Tia Cida monta as excursões e até hoje vai junto, quando a viagem é curta. Já rodou pelo Brasil quase todo. Só para a Pousada do Rio Quente, em Goiás, já foi 12 vezes. Todo ano lota um ônibus para Aparecida no dia da padroeira. 

Já levou muita gente para Porto Seguro e Salvador, na Bahia, foi várias vezes a Brasília, mas seu forte agora é a região das estâncias hidrominerais paulistas (Serra Negra, Águas de Lindoia, Águas de São Pedro, Monte Sião). “O povo da terceira idade gosta muito”, constata, ela que já deve estar na quinta.

E qual foi o lugar mais bonito por onde já passou? “Rio de Janeiro”, responde, sem pensar duas vezes, mas logo acrescenta. “Agora não vou mais.

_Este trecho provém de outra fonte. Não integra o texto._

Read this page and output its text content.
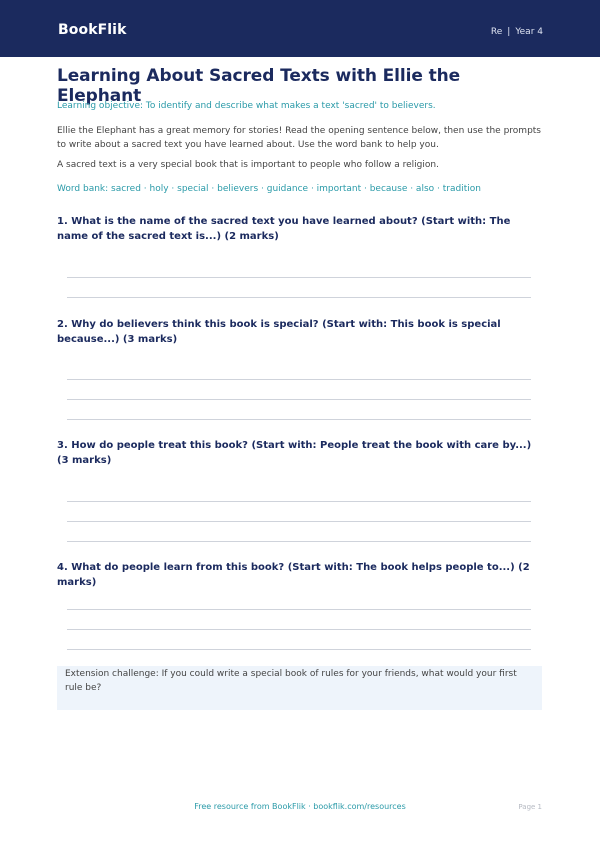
BookFlik	Re | Year 4
Learning About Sacred Texts with Ellie the Elephant

Learning objective: To identify and describe what makes a text 'sacred' to believers.

Ellie the Elephant has a great memory for stories! Read the opening sentence below, then use the prompts to write about a sacred text you have learned about. Use the word bank to help you.

A sacred text is a very special book that is important to people who follow a religion.

Word bank: sacred · holy · special · believers · guidance · important · because · also · tradition

1. What is the name of the sacred text you have learned about? (Start with: The name of the sacred text is...) (2 marks)
2. Why do believers think this book is special? (Start with: This book is special because...) (3 marks)
3. How do people treat this book? (Start with: People treat the book with care by...) (3 marks)
4. What do people learn from this book? (Start with: The book helps people to...) (2 marks)
Extension challenge: If you could write a special book of rules for your friends, what would your first rule be?
Free resource from BookFlik · bookflik.com/resources	Page 1
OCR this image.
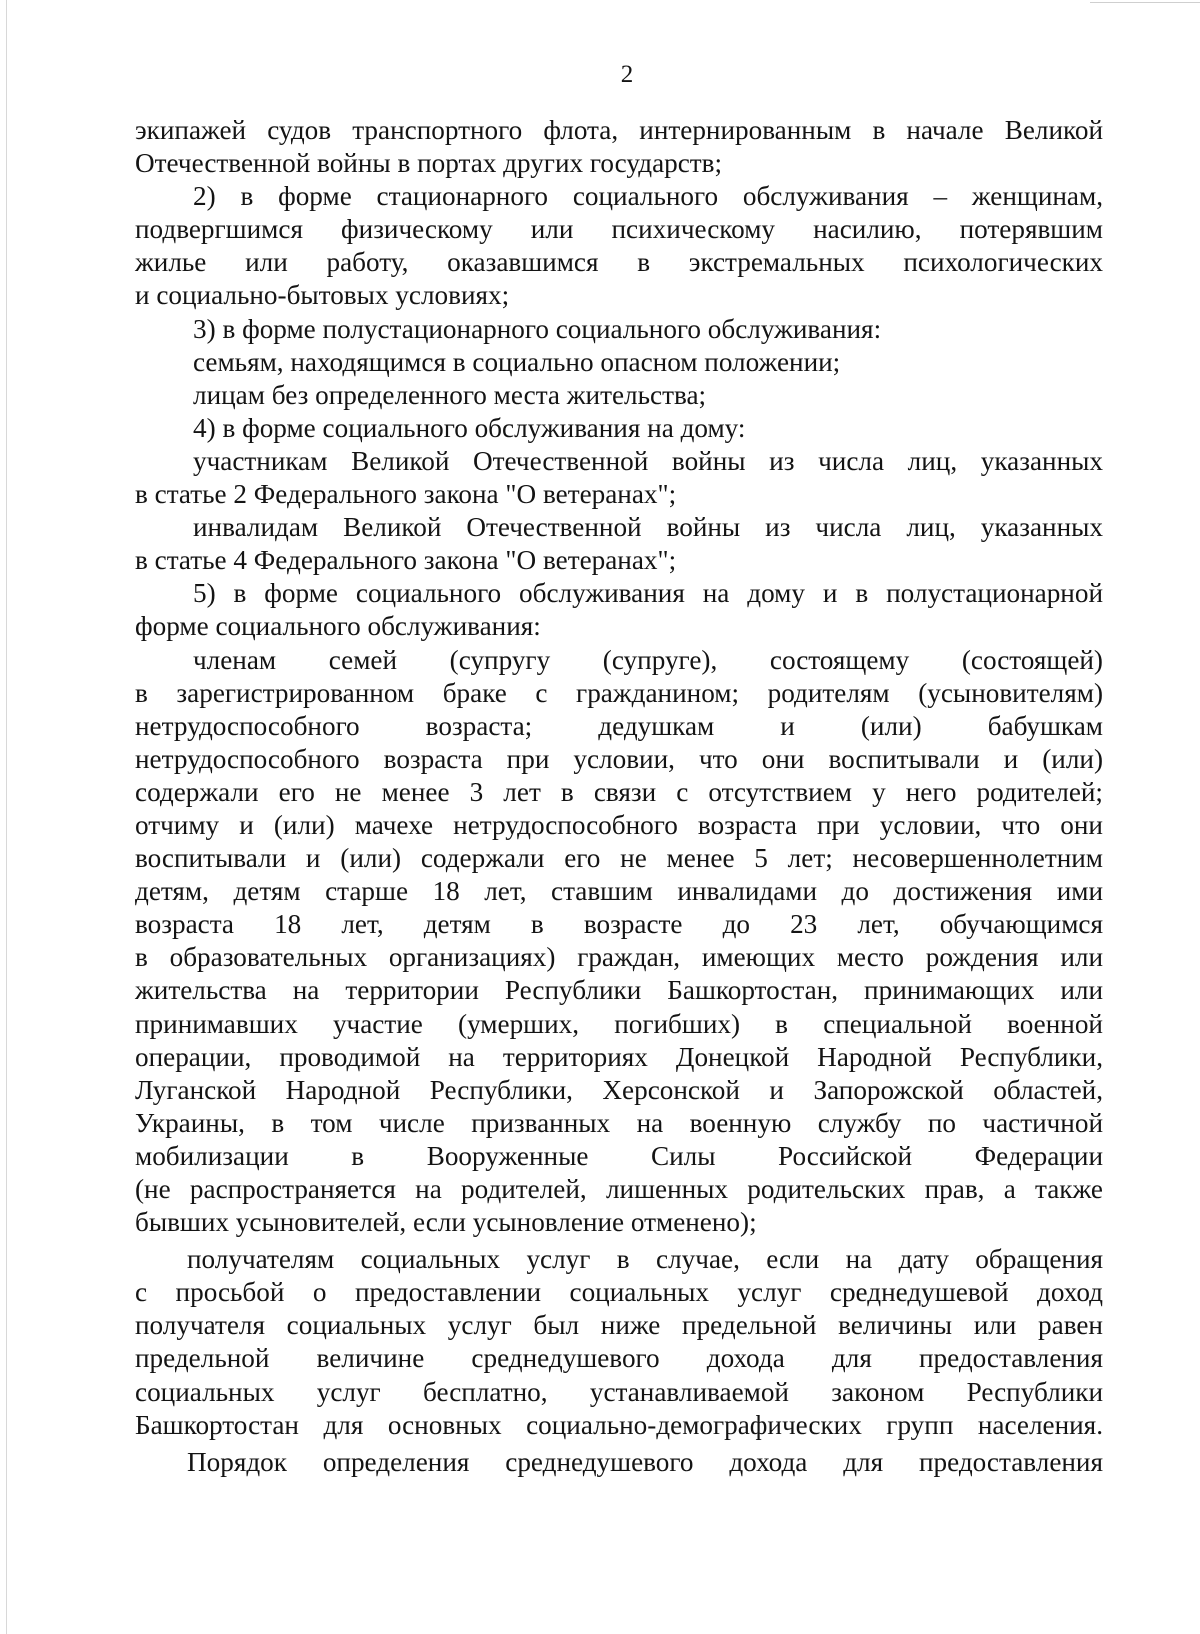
2
экипажей судов транспортного флота, интернированным в начале Великой
Отечественной войны в портах других государств;
2) в форме стационарного социального обслуживания – женщинам,
подвергшимся физическому или психическому насилию, потерявшим
жилье или работу, оказавшимся в экстремальных психологических
и социально-бытовых условиях;
3) в форме полустационарного социального обслуживания:
семьям, находящимся в социально опасном положении;
лицам без определенного места жительства;
4) в форме социального обслуживания на дому:
участникам Великой Отечественной войны из числа лиц, указанных
в статье 2 Федерального закона "О ветеранах";
инвалидам Великой Отечественной войны из числа лиц, указанных
в статье 4 Федерального закона "О ветеранах";
5) в форме социального обслуживания на дому и в полустационарной
форме социального обслуживания:
членам семей (супругу (супруге), состоящему (состоящей)
в зарегистрированном браке с гражданином; родителям (усыновителям)
нетрудоспособного возраста; дедушкам и (или) бабушкам
нетрудоспособного возраста при условии, что они воспитывали и (или)
содержали его не менее 3 лет в связи с отсутствием у него родителей;
отчиму и (или) мачехе нетрудоспособного возраста при условии, что они
воспитывали и (или) содержали его не менее 5 лет; несовершеннолетним
детям, детям старше 18 лет, ставшим инвалидами до достижения ими
возраста 18 лет, детям в возрасте до 23 лет, обучающимся
в образовательных организациях) граждан, имеющих место рождения или
жительства на территории Республики Башкортостан, принимающих или
принимавших участие (умерших, погибших) в специальной военной
операции, проводимой на территориях Донецкой Народной Республики,
Луганской Народной Республики, Херсонской и Запорожской областей,
Украины, в том числе призванных на военную службу по частичной
мобилизации в Вооруженные Силы Российской Федерации
(не распространяется на родителей, лишенных родительских прав, а также
бывших усыновителей, если усыновление отменено);
получателям социальных услуг в случае, если на дату обращения
с просьбой о предоставлении социальных услуг среднедушевой доход
получателя социальных услуг был ниже предельной величины или равен
предельной величине среднедушевого дохода для предоставления
социальных услуг бесплатно, устанавливаемой законом Республики
Башкортостан для основных социально-демографических групп населения.
Порядок определения среднедушевого дохода для предоставления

Hoje o Rio está feio, muito perigoso”. 

No último réveillon, levou seis ônibus para conhecer a eclusa de Barra Bonita, no interior paulista, “onde o barco sobe e desce no elevador, uma beleza”. Passou cinco dias lá com a turma da excursão. 

Nos raros dias em que não está se sentindo muito bem, toma chás: de hortelã, boldo, erva cidreira, o que tiver. Não precisa de óculos para ler nem tem problemas de audição. 

Dos 19 filhos que sua mãe teve, “só cinco chegaram a crescer”. Dos seus três filhos com Laudelino, que morreu com 61 anos, apenas está vivo o caçula, que tem 72 anos. Conta nos dedos, lembrando os nomes, seis netos vivos e cinco bisnetos. Seu maior patrimônio é o cadernão onde anota os nomes dos seus clientes, com telefone e RG, usado para montar as excursões.

No fim da conversa, depois de posar para as fotos, sem dar sinal de cansaço, pede para “falar mais uma coisinha” e aconselha o repórter: “Sabe, não leve nada muito a sério. Não vale a pena brigar. Para viver nesse mundo grande, a gente tem que se dar bem com todos. Fique em paz”.

Erramos: o texto foi alterado

O nome da cidade no estado de São Paulo é Aparecida, e não Aparecida do Norte, pelo qual ficou popularmente conhecida na época da construção da Estrada de Ferro do Norte, no século 19. A informação foi corrigida.